1913 European Bandy Championships was, according to some sources, a European Championship tournament for national teams in bandy held in February 1913 in Saint-Moritz or in Davos, Switzerland, but there are no known contemporary sources for this and the oldest known source for the competition being held is from a Swedish book on bandy from the 1970s, itself not citing any sources. It is likely that the information could be a mixup with the actual 1913 LIHG Championship in Saint Moritz or the actual 1913 Ice Hockey European Championship in Munich, which were ice hockey tournaments between ice hockey teams from different European countries.

While it probably should be considered a factoid, the tournament has still been referred to as if it was a historical fact in many books and magazines about bandy and even led to a centenary celebration tournament being arranged by the Federation of International Bandy in 2014.

==Overview==
The 1913 European Championship were supposedly played by national teams representing Austria, England, Belgium, Germany, Italy, Netherlands, France, and Switzerland. It is usually claimed to have been arranged by the International Ice Hockey Federation established in 1908 and that the teams were 7-men-teams.

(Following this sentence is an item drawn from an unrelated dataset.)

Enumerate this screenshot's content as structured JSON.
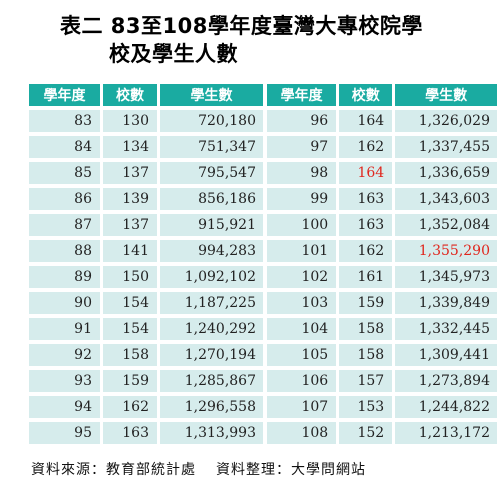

Since Sweden and Russia followed the rules of 11-men teams, they are supposed to have rejected the invitation and competed in the 1913 Nordic Games in Stockholm, where a bandy competition actually took place. The 1913 Nordic Games were arranged at the same time as the European Championship competition should have taken place. The German team consisted mostly of the members of Leipziger SC, which was supposed to play in Stockholm as well, but because many of its players were selected for the German national team, they decided to travel to Switzerland.

== Revivals ==
On 6 January 2014, the Federation of International Bandy arranged a four nation tournament in Davos to celebrate the anniversary of the alleged 1913 European Championship. Czech Republic, Germany, Hungary and Netherlands played at the same venue as was thought to have been used for the competition 101 years ago. The Dutch won this unofficial European Championship.

In 2016, a somewhat smaller tournament dubbed the Davos Cup was held with national teams from three European countries and was won by Estonia.